Study Finds Behaviour Change with Nutrigenomics

jan15_crosspoll_2Researchers from the University of Toronto (U of T) report that personalized dietary advice based on a person’s genetic makeup improves eating habits compared to the current “one-size-fits-all” dietary recommendations. The findings were published online in the journal PLoS One. “We conducted the first randomized controlled trial to determine the impact of disclosing DNA-based dietary advice on eating habits,” says Ahmed El-Sohemy, a U of T associate professor in Nutritional Sciences and Canada Research Chair in Nutrigenomics. “We found that people who receive DNA-based advice improve their diet to a greater extent than those who receive the standard dietary advice. They’re also the ones who need to change it the most.”
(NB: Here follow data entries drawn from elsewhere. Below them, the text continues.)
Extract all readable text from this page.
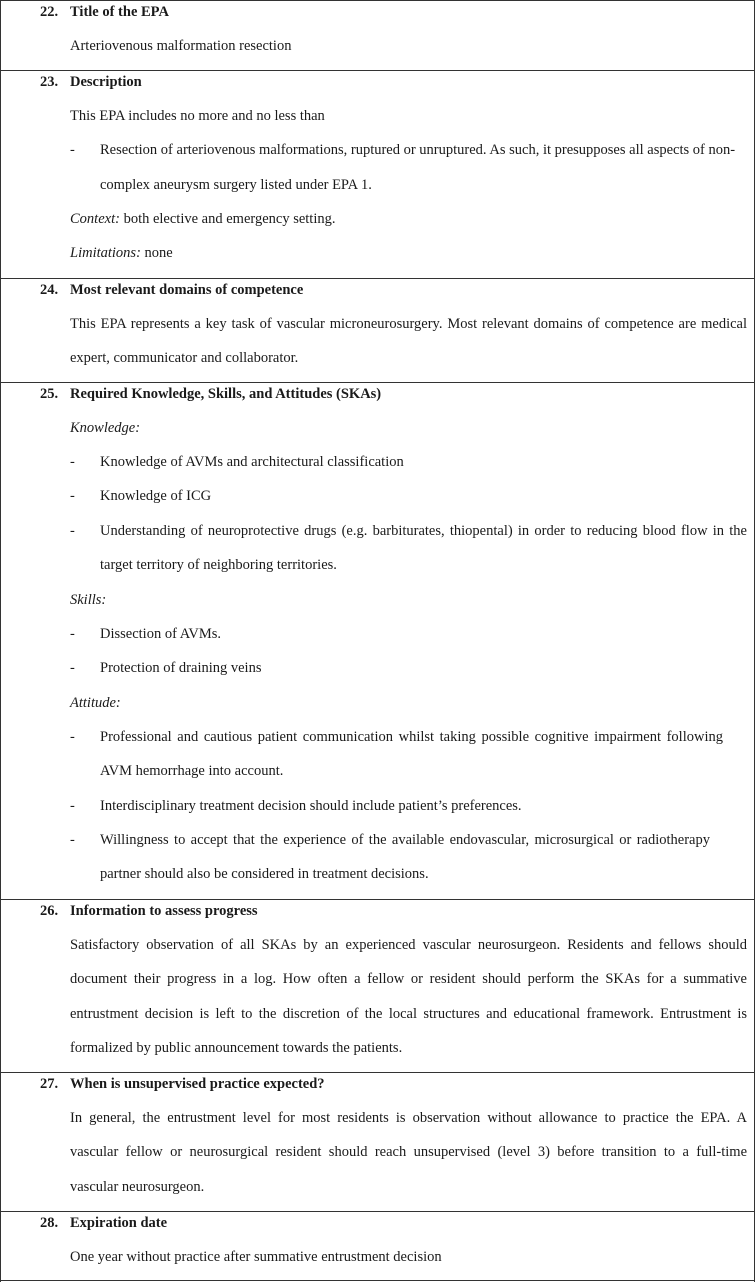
22. Title of the EPA
Arteriovenous malformation resection
23. Description
This EPA includes no more and no less than
- Resection of arteriovenous malformations, ruptured or unruptured. As such, it presupposes all aspects of non-
complex aneurysm surgery listed under EPA 1.
Context: both elective and emergency setting.
Limitations: none
24. Most relevant domains of competence
This EPA represents a key task of vascular microneurosurgery. Most relevant domains of competence are medical
expert, communicator and collaborator.
25. Required Knowledge, Skills, and Attitudes (SKAs)
Knowledge:
- Knowledge of AVMs and architectural classification
- Knowledge of ICG
- Understanding of neuroprotective drugs (e.g. barbiturates, thiopental) in order to reducing blood flow in the
target territory of neighboring territories.
Skills:
- Dissection of AVMs.
- Protection of draining veins
Attitude:
- Professional and cautious patient communication whilst taking possible cognitive impairment following
AVM hemorrhage into account.
- Interdisciplinary treatment decision should include patient’s preferences.
- Willingness to accept that the experience of the available endovascular, microsurgical or radiotherapy
partner should also be considered in treatment decisions.
26. Information to assess progress
Satisfactory observation of all SKAs by an experienced vascular neurosurgeon. Residents and fellows should
document their progress in a log. How often a fellow or resident should perform the SKAs for a summative
entrustment decision is left to the discretion of the local structures and educational framework. Entrustment is
formalized by public announcement towards the patients.
27. When is unsupervised practice expected?
In general, the entrustment level for most residents is observation without allowance to practice the EPA. A
vascular fellow or neurosurgical resident should reach unsupervised (level 3) before transition to a full-time
vascular neurosurgeon.
28. Expiration date
One year without practice after summative entrustment decision
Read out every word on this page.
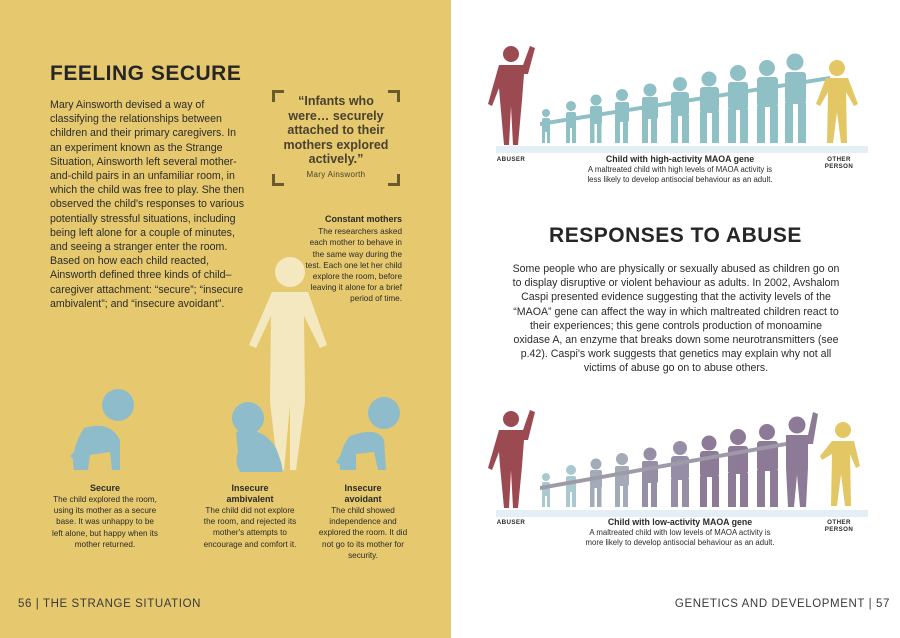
FEELING SECURE

Mary Ainsworth devised a way of classifying the relationships between children and their primary caregivers. In an experiment known as the Strange Situation, Ainsworth left several mother-and-child pairs in an unfamiliar room, in which the child was free to play. She then observed the child's responses to various potentially stressful situations, including being left alone for a couple of minutes, and seeing a stranger enter the room. Based on how each child reacted, Ainsworth defined three kinds of child–caregiver attachment: “secure”; “insecure ambivalent”; and “insecure avoidant”.

“Infants who were… securely attached to their mothers explored actively.”
Mary Ainsworth
Constant mothers
The researchers asked each mother to behave in the same way during the test. Each one let her child explore the room, before leaving it alone for a brief period of time.
Secure
The child explored the room, using its mother as a secure base. It was unhappy to be left alone, but happy when its mother returned.
Insecure ambivalent
The child did not explore the room, and rejected its mother's attempts to encourage and comfort it.
Insecure avoidant
The child showed independence and explored the room. It did not go to its mother for security.
56 | THE STRANGE SITUATION
ABUSER	OTHER
PERSON
Child with high-activity MAOA gene
A maltreated child with high levels of MAOA activity is less likely to develop antisocial behaviour as an adult.
RESPONSES TO ABUSE

Some people who are physically or sexually abused as children go on to display disruptive or violent behaviour as adults. In 2002, Avshalom Caspi presented evidence suggesting that the activity levels of the “MAOA” gene can affect the way in which maltreated children react to their experiences; this gene controls production of monoamine oxidase A, an enzyme that breaks down some neurotransmitters (see p.42). Caspi's work suggests that genetics may explain why not all victims of abuse go on to abuse others.

ABUSER	OTHER
PERSON
Child with low-activity MAOA gene
A maltreated child with low levels of MAOA activity is more likely to develop antisocial behaviour as an adult.
GENETICS AND DEVELOPMENT | 57
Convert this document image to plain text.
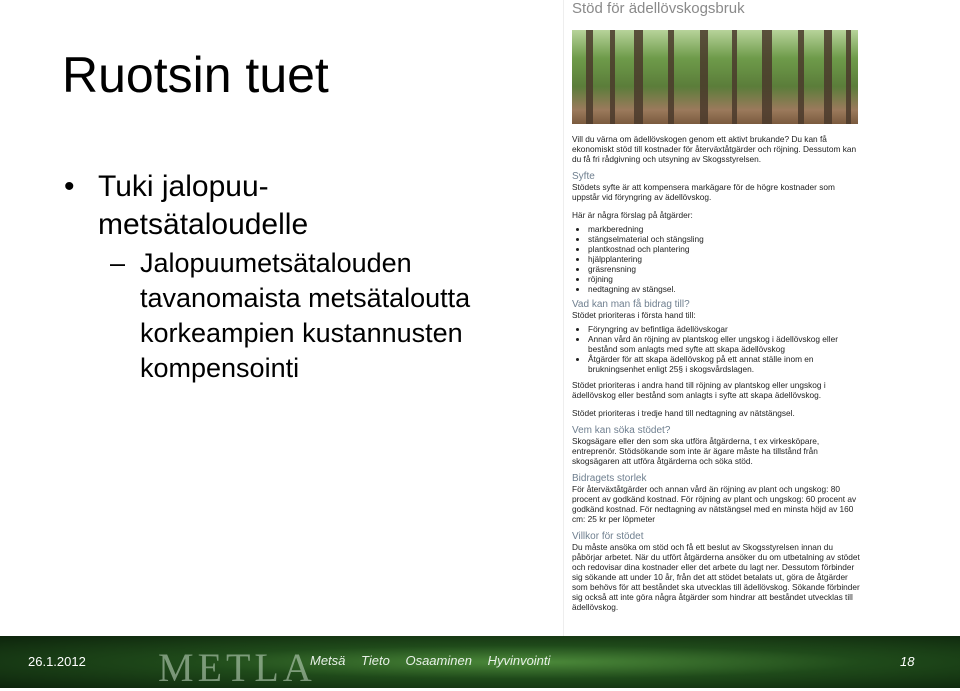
Ruotsin tuet
• Tuki jalopuu-
metsätaloudelle
– Jalopuumetsätalouden
tavanomaista metsätaloutta
korkeampien kustannusten
kompensointi
Stöd för ädellövskogsbruk

Vill du värna om ädellövskogen genom ett aktivt brukande? Du kan få ekonomiskt stöd till kostnader för återväxtåtgärder och röjning. Dessutom kan du få fri rådgivning och utsyning av Skogsstyrelsen.

Syfte

Stödets syfte är att kompensera markägare för de högre kostnader som uppstår vid föryngring av ädellövskog.

Här är några förslag på åtgärder:
• markberedning
• stängselmaterial och stängsling
• plantkostnad och plantering
• hjälpplantering
• gräsrensning
• röjning
• nedtagning av stängsel.
Vad kan man få bidrag till?
Stödet prioriteras i första hand till:
• Föryngring av befintliga ädellövskogar
• Annan vård än röjning av plantskog eller ungskog i ädellövskog eller bestånd som anlagts med syfte att skapa ädellövskog
• Åtgärder för att skapa ädellövskog på ett annat ställe inom en brukningsenhet enligt 25§ i skogsvårdslagen.

Stödet prioriteras i andra hand till röjning av plantskog eller ungskog i ädellövskog eller bestånd som anlagts i syfte att skapa ädellövskog.

Stödet prioriteras i tredje hand till nedtagning av nätstängsel.

Vem kan söka stödet?

Skogsägare eller den som ska utföra åtgärderna, t ex virkesköpare, entreprenör. Stödsökande som inte är ägare måste ha tillstånd från skogsägaren att utföra åtgärderna och söka stöd.

Bidragets storlek

För återväxtåtgärder och annan vård än röjning av plant och ungskog: 80 procent av godkänd kostnad. För röjning av plant och ungskog: 60 procent av godkänd kostnad. För nedtagning av nätstängsel med en minsta höjd av 160 cm: 25 kr per löpmeter

Villkor för stödet

Du måste ansöka om stöd och få ett beslut av Skogsstyrelsen innan du påbörjar arbetet. När du utfört åtgärderna ansöker du om utbetalning av stödet och redovisar dina kostnader eller det arbete du lagt ner. Dessutom förbinder sig sökande att under 10 år, från det att stödet betalats ut, göra de åtgärder som behövs för att beståndet ska utvecklas till ädellövskog. Sökande förbinder sig också att inte göra några åtgärder som hindrar att beståndet utvecklas till ädellövskog.

26.1.2012 METLA
Metsä Tieto Osaaminen Hyvinvointi	18
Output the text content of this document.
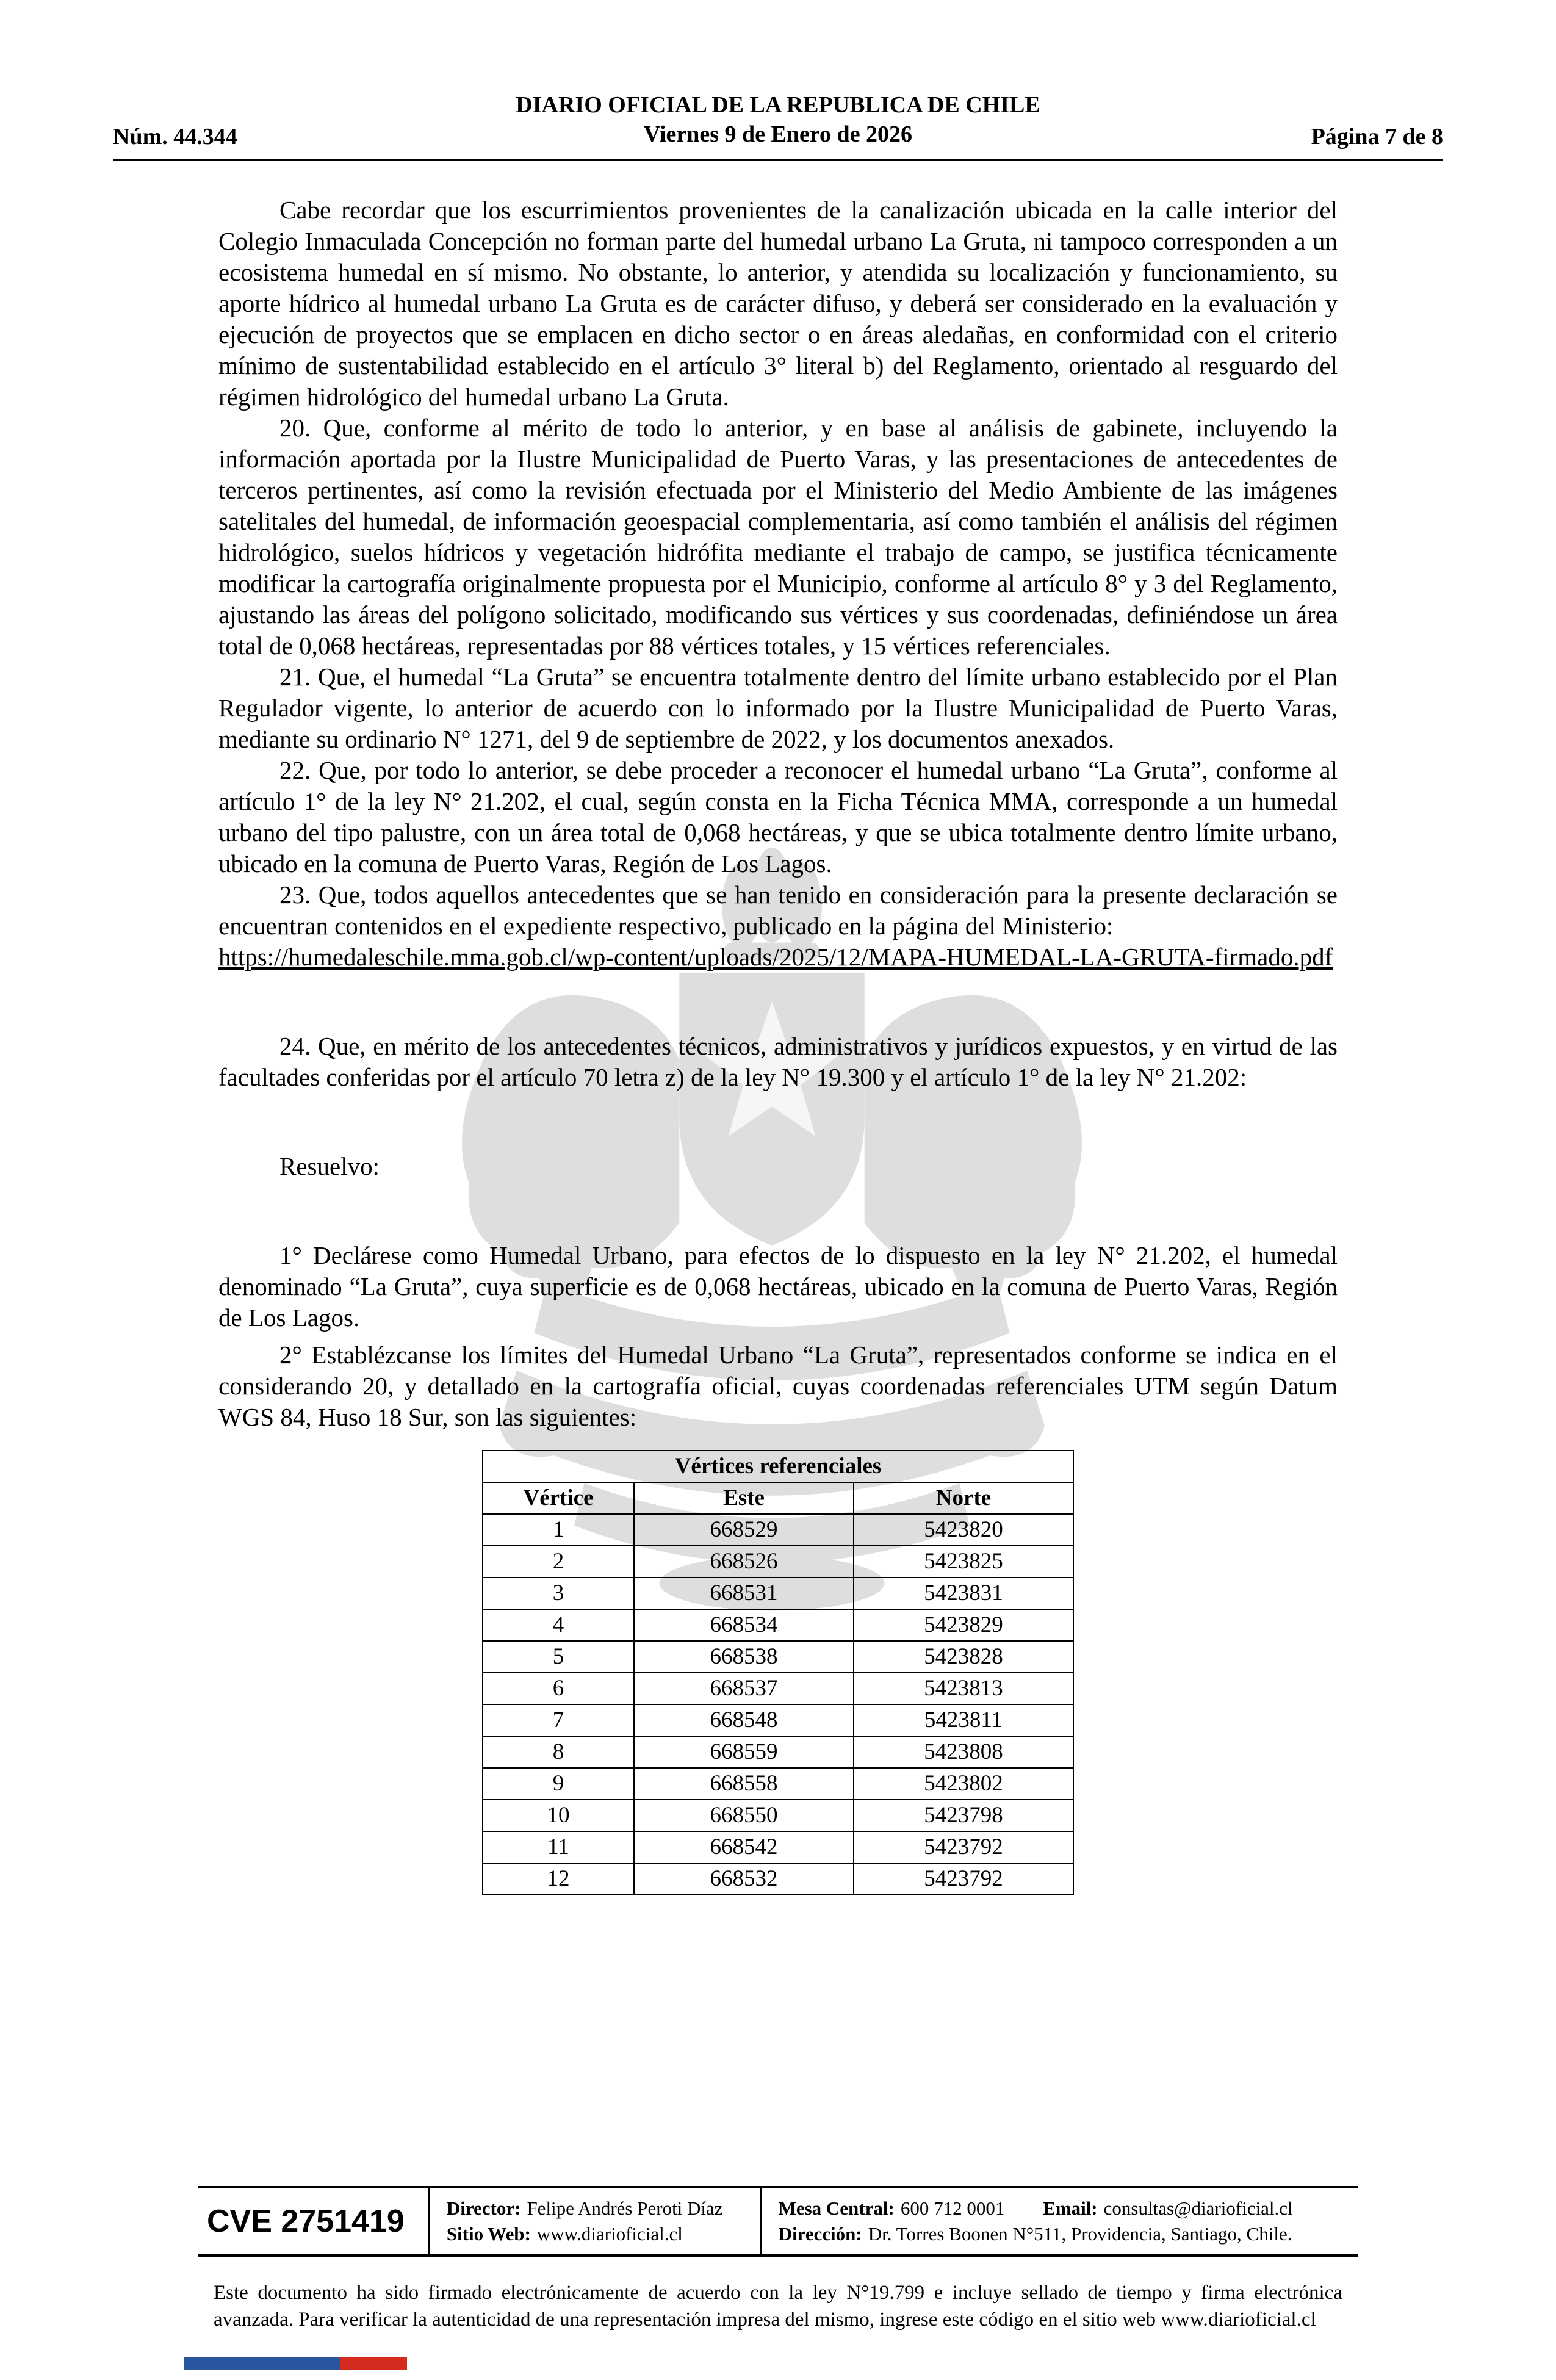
DIARIO OFICIAL DE LA REPUBLICA DE CHILE
Viernes 9 de Enero de 2026
Núm. 44.344	Página 7 de 8

Cabe recordar que los escurrimientos provenientes de la canalización ubicada en la calle interior del Colegio Inmaculada Concepción no forman parte del humedal urbano La Gruta, ni tampoco corresponden a un ecosistema humedal en sí mismo. No obstante, lo anterior, y atendida su localización y funcionamiento, su aporte hídrico al humedal urbano La Gruta es de carácter difuso, y deberá ser considerado en la evaluación y ejecución de proyectos que se emplacen en dicho sector o en áreas aledañas, en conformidad con el criterio mínimo de sustentabilidad establecido en el artículo 3° literal b) del Reglamento, orientado al resguardo del régimen hidrológico del humedal urbano La Gruta.

20. Que, conforme al mérito de todo lo anterior, y en base al análisis de gabinete, incluyendo la información aportada por la Ilustre Municipalidad de Puerto Varas, y las presentaciones de antecedentes de terceros pertinentes, así como la revisión efectuada por el Ministerio del Medio Ambiente de las imágenes satelitales del humedal, de información geoespacial complementaria, así como también el análisis del régimen hidrológico, suelos hídricos y vegetación hidrófita mediante el trabajo de campo, se justifica técnicamente modificar la cartografía originalmente propuesta por el Municipio, conforme al artículo 8° y 3 del Reglamento, ajustando las áreas del polígono solicitado, modificando sus vértices y sus coordenadas, definiéndose un área total de 0,068 hectáreas, representadas por 88 vértices totales, y 15 vértices referenciales.

21. Que, el humedal “La Gruta” se encuentra totalmente dentro del límite urbano establecido por el Plan Regulador vigente, lo anterior de acuerdo con lo informado por la Ilustre Municipalidad de Puerto Varas, mediante su ordinario N° 1271, del 9 de septiembre de 2022, y los documentos anexados.

22. Que, por todo lo anterior, se debe proceder a reconocer el humedal urbano “La Gruta”, conforme al artículo 1° de la ley N° 21.202, el cual, según consta en la Ficha Técnica MMA, corresponde a un humedal urbano del tipo palustre, con un área total de 0,068 hectáreas, y que se ubica totalmente dentro límite urbano, ubicado en la comuna de Puerto Varas, Región de Los Lagos.

23. Que, todos aquellos antecedentes que se han tenido en consideración para la presente declaración se encuentran contenidos en el expediente respectivo, publicado en la página del Ministerio:

https://humedaleschile.mma.gob.cl/wp-content/uploads/2025/12/MAPA-HUMEDAL-LA-GRUTA-firmado.pdf

24. Que, en mérito de los antecedentes técnicos, administrativos y jurídicos expuestos, y en virtud de las facultades conferidas por el artículo 70 letra z) de la ley N° 19.300 y el artículo 1° de la ley N° 21.202:

Resuelvo:

1° Declárese como Humedal Urbano, para efectos de lo dispuesto en la ley N° 21.202, el humedal denominado “La Gruta”, cuya superficie es de 0,068 hectáreas, ubicado en la comuna de Puerto Varas, Región de Los Lagos.

2° Establézcanse los límites del Humedal Urbano “La Gruta”, representados conforme se indica en el considerando 20, y detallado en la cartografía oficial, cuyas coordenadas referenciales UTM según Datum WGS 84, Huso 18 Sur, son las siguientes:

Vértices referenciales		
Vértice	Este	Norte
1	668529	5423820
2	668526	5423825
3	668531	5423831
4	668534	5423829
5	668538	5423828
6	668537	5423813
7	668548	5423811
8	668559	5423808
9	668558	5423802
10	668550	5423798
11	668542	5423792
12	668532	5423792
CVE 2751419	Director: Felipe Andrés Peroti Díaz
Sitio Web: www.diarioficial.cl
Mesa Central: 600 712 0001 Email: consultas@diarioficial.cl
Dirección: Dr. Torres Boonen N°511, Providencia, Santiago, Chile.
Este documento ha sido firmado electrónicamente de acuerdo con la ley N°19.799 e incluye sellado de tiempo y firma electrónica avanzada. Para verificar la autenticidad de una representación impresa del mismo, ingrese este código en el sitio web www.diarioficial.cl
Nutrigenomics is a field of research that aims to understand why some people respond differently than others to the same foods. Personalized nutrition, a branch of personalized medicine, is an application of nutrigenomics that helps tailor dietary recommendations to a person’s DNA. The researchers collected data on the intake of caffeine, sodium, vitamin C and sugar from 138 healthy young adults. The subjects were then randomly placed into two different study groups — one was given DNA-based dietary advice for each of the four dietary components of interest, and the other group was given current standard dietary advice for the same dietary components with no genetic information. Changes in their dietary habits were assessed after three and 12 months. The researchers found that subjects who received DNA-based dietary advice started to show improvements to their diets after three months and the changes became even more apparent after 12 months.